The filibuster has become the least democratic component of the least democratic chamber of the federal government—a chamber in which, according to one Washington Post estimate, two-thirds of the population will be represented by just 30 percent of members by 2040. Right now, lawmakers representing less than 21 percent of the American populace hold the ability to use the filibuster to functionally veto even the most popular proposals, like Medicare for All, which recent polling indicates 70 percent of Americans support. With Republicans having recently lost the House, and likely to sustain losses in the Senate as well, that antidemocratic tactic is an explicitly partisan asset.
Ultimately, a presidential call for abolition of the filibuster in the Senate would dovetail readily with the political ambition of the newly elected Democratic House majority.

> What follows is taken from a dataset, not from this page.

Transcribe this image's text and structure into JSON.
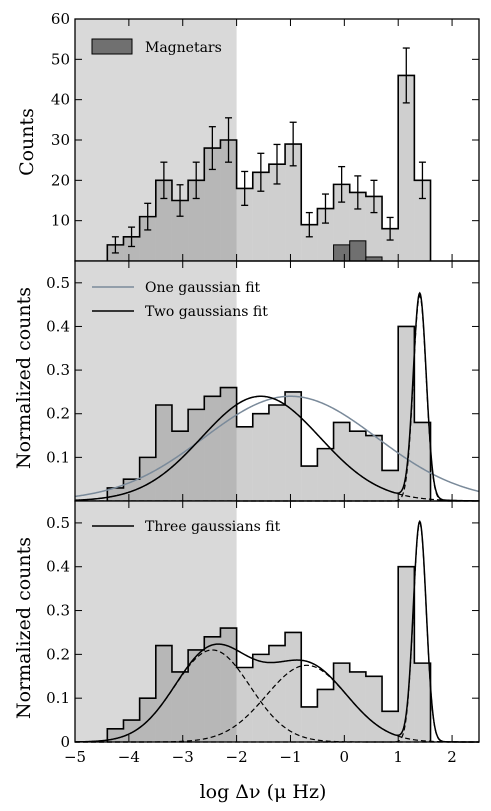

Their first bill, H.R.1, with its signature items such as campaign-finance reform, the reestablishment of voting rights, and establishing election day as a national holiday, proposed simple measures to make the political arena more "small d" democratic. Abolishing the filibuster would serve the same ends. And given the polling popularity of the new Democratic agenda, like Medicare for All and the Green New Deal, that's exactly what will pave the way for passage.
Ending the filibuster is far less rhetorically captivating than those big-ticket items, but without it, those proposals, which critics have called unrealistic, would be nearly impossible.